Saturday, October 7, 2006

he said it

The L word, he said it. I couldn't believe it. We were just laying around in bed all day (among other things), and he had something at 2pm, so around 1:50, he finally said he had to get out of bed, get ready, and go. But it's always so hard for us to tear ourselves apart from each other, and get out of bed (I know I'm making you gag, I know ...), so we kept hugging and kissing each other, and when we pulled back after one of the kisses to just look at each other, he blurted out "i love you."

It took me a couple of seconds to even realized what had happened; it was so unexpected. He then said "Oh my gosh, I don't know where that came from; it just came out." I kinda just stared at him with wide eyes of disbelief, and I didn't say anything back but gave him a big hug instead. I was so torn as to whether or not to say it back, but once you say something like that, you can't take it back, and I honestly didn't feel like I was ready to tell him I loved him. By the time a minute or two had gone by, it was too late for me to say anything.

He said "Wow, I can't believe I just said that; I have no idea where it came from. And I generally don't say that." I asked him, "Did you mean it?" To which he replied, "Yeah, I think so. I felt it, which is why I think I said it without really thinking." I told him that he could take it back if he wanted to, if he wasn't sure. He adamantly replied, "no no no, I don't want to take it back." And then he left to go to his thing at 2pm.

Along those lines, he's mentioned several times that he feels so differently about me, with me, than he has with any other girlfriends he's had. He told me last night that one example of that is that he's never wanted to introduce any of his girlfriends to his parents. The ones whom they've met have always just been circumstantial, never planned nor intentional. But he really wants his parents to meet me, to talk to me. He said in this really cute voice, "I want to talk to them beforehand, especially my mom, and tell her to ask you girl questions when she sees you. And my dad, I'll just tell him to ask you general questions, to get to know you."
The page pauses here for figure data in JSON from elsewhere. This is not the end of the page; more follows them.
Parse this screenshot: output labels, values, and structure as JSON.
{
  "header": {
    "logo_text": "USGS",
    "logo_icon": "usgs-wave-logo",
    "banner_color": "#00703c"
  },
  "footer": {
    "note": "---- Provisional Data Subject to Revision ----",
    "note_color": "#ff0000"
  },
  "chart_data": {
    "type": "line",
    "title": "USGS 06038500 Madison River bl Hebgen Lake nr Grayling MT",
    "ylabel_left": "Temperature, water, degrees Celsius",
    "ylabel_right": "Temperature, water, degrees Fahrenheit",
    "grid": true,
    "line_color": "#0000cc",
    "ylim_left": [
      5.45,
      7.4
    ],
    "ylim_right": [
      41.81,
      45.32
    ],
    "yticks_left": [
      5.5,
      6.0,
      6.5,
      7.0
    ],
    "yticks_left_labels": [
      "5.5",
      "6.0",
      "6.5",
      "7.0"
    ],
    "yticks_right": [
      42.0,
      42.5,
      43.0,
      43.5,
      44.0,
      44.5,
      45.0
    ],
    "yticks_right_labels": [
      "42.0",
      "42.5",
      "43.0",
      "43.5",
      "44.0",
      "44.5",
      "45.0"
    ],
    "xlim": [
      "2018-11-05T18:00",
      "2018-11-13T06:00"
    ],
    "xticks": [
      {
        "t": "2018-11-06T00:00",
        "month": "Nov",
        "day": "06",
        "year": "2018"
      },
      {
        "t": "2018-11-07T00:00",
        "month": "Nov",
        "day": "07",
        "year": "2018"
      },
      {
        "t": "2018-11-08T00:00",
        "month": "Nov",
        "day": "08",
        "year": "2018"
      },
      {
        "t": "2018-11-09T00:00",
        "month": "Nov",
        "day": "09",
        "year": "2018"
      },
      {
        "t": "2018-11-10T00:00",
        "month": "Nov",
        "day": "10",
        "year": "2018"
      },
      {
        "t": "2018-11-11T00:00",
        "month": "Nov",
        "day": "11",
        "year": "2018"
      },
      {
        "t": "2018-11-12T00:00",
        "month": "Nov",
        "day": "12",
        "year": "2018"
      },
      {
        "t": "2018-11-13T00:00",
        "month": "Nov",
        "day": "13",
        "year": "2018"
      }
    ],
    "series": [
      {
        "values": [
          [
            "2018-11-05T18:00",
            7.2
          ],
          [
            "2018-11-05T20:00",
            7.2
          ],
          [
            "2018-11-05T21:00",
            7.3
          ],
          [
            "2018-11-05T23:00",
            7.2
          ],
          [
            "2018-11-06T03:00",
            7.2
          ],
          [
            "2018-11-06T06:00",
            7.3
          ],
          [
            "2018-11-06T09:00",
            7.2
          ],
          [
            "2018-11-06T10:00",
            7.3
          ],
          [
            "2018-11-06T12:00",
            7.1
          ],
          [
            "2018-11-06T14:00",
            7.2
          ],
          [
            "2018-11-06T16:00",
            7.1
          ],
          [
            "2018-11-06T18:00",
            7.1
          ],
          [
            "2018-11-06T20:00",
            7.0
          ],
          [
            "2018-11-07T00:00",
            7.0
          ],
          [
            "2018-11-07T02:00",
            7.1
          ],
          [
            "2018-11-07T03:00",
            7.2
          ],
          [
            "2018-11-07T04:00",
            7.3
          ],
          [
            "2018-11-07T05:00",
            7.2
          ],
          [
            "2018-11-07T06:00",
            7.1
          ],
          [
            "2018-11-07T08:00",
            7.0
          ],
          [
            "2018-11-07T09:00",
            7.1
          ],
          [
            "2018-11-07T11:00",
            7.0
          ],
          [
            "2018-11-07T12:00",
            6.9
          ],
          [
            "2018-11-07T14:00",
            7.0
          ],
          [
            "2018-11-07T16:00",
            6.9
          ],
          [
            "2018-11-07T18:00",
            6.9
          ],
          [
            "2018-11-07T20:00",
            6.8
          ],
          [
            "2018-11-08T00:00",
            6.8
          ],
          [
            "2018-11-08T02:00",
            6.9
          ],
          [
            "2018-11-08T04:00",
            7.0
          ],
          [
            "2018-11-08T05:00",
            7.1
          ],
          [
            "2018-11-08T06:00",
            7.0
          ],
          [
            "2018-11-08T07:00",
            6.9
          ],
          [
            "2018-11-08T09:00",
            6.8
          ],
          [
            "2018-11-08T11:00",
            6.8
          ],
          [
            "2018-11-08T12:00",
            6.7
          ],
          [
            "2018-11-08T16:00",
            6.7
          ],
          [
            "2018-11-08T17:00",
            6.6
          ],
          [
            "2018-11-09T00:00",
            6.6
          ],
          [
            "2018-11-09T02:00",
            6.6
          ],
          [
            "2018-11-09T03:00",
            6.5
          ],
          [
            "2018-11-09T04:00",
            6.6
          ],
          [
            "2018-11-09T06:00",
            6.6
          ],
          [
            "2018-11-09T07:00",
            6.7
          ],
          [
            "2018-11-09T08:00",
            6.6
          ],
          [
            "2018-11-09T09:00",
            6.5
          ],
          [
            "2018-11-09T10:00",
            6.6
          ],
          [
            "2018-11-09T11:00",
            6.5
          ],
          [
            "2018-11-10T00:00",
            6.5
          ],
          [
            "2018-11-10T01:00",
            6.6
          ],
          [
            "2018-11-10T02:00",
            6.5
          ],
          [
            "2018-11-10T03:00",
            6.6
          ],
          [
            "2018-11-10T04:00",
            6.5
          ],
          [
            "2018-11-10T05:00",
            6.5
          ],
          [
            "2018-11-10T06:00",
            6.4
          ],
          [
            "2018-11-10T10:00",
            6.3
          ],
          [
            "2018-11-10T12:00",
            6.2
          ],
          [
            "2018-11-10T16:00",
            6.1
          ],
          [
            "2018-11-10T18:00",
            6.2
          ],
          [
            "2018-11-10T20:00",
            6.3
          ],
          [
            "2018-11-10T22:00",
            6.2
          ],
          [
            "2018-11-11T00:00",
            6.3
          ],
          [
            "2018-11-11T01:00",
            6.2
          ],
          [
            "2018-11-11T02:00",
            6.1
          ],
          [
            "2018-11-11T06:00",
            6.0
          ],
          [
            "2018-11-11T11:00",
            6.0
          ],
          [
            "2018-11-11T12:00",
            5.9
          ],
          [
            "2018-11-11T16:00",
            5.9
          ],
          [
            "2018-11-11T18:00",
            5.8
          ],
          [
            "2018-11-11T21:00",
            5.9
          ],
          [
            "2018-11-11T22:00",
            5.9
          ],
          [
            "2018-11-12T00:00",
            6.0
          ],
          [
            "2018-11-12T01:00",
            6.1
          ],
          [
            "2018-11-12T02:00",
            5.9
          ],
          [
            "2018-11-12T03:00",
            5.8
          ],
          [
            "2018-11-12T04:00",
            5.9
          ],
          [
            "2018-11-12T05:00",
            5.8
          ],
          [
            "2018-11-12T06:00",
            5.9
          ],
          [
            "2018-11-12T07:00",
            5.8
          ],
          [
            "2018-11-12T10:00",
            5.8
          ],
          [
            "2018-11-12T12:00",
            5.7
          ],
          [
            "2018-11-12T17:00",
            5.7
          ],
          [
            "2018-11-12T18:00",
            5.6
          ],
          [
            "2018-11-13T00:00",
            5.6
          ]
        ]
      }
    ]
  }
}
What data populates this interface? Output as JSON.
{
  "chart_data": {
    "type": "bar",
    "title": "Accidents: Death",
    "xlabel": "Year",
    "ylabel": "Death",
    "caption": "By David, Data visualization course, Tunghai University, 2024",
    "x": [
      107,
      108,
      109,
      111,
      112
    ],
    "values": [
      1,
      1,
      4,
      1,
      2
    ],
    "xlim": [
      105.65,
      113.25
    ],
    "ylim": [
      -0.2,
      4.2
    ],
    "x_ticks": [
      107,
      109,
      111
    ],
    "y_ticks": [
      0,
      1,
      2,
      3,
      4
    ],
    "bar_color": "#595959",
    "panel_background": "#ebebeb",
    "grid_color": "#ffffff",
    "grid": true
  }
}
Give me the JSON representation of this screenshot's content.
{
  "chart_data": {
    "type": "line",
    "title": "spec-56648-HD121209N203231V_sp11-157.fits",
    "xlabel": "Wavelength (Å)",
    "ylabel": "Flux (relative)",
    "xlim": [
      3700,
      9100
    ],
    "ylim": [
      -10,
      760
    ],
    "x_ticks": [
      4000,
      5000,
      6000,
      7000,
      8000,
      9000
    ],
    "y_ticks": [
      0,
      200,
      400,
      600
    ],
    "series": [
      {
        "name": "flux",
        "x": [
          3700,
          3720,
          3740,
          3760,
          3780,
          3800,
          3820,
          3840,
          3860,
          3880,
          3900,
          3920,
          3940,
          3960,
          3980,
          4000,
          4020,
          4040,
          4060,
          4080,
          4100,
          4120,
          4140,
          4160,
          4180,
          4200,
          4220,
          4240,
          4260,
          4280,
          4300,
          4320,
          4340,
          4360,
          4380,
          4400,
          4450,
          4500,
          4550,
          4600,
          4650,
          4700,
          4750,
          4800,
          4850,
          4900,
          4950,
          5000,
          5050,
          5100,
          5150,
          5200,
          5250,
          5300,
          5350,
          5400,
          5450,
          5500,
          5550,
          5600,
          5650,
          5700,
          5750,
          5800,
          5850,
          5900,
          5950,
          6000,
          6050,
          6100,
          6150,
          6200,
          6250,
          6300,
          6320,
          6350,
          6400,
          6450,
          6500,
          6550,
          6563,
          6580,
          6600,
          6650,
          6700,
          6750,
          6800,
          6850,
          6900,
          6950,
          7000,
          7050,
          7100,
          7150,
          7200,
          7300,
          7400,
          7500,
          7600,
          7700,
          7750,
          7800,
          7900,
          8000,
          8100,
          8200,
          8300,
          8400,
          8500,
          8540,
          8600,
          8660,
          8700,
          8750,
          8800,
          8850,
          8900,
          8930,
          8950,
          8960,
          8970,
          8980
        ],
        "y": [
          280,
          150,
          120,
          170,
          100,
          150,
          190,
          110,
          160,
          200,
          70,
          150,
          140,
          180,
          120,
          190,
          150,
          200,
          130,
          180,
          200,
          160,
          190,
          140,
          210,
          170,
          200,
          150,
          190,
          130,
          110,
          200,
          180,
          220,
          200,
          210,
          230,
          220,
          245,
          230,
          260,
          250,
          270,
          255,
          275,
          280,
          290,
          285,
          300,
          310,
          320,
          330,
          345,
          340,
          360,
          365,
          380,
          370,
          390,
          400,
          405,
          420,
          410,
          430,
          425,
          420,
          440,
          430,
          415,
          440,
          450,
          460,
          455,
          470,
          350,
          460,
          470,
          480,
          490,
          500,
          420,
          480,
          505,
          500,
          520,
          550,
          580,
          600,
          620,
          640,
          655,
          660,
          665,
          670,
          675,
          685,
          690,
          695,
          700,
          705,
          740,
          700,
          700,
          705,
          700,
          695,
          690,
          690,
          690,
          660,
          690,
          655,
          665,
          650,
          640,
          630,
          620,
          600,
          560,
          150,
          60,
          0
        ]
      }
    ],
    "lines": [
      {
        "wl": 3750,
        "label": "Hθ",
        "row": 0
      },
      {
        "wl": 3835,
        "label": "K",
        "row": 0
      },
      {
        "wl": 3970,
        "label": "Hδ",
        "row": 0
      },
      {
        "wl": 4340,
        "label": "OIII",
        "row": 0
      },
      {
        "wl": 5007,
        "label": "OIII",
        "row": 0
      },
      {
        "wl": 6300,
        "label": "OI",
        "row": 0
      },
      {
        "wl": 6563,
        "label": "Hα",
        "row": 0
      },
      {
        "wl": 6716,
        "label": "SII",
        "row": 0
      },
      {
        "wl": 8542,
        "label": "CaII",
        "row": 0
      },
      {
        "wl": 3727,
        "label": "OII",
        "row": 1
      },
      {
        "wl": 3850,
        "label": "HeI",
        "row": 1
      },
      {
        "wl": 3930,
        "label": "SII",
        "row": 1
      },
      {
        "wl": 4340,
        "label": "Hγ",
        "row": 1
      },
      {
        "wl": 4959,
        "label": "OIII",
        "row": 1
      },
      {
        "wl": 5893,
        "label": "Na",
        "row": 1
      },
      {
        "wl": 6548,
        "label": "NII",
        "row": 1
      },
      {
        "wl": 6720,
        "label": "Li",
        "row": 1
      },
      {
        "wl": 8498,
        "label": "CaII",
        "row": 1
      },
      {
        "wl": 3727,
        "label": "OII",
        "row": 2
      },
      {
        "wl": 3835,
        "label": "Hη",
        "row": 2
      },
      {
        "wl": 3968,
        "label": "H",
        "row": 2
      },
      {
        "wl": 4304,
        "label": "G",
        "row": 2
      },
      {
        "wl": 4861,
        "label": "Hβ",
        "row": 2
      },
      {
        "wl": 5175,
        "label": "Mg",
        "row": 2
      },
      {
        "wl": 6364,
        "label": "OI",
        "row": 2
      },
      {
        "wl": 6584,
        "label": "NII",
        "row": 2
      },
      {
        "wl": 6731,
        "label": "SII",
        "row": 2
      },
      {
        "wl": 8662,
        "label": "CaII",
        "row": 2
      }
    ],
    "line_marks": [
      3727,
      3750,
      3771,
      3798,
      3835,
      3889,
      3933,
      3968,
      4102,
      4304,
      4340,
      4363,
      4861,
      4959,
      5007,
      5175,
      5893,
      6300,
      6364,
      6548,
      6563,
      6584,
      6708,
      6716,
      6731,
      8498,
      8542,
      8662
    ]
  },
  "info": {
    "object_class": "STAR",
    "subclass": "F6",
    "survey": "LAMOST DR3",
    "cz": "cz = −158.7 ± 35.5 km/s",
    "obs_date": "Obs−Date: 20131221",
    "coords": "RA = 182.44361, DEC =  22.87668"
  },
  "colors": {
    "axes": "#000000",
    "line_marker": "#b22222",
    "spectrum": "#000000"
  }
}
How do I feel about all of this? I haven't thought about it all enough to know how I feel. Right now, I think he feels a lot more strongly about me than I do for him. I don't know what to do with the L word. Should I bring it up to talk about? But I don't want to have to tell him that even though I feel like we're going in that direction, I'm not quite ready to say it.

2 comments:

lilsib said...

RC and Mini sitting in a bed
K-I-S-S-I-N-G
First comes LOVE then comes Marriage...
You know the rest. Sorry I'm terribly drunk and I didn't go home with anyone tonight. What a downer. Terribly sorry again.

zerodoll said...

don't say it before you feel it; there's nothing wrong with that and he should understand that.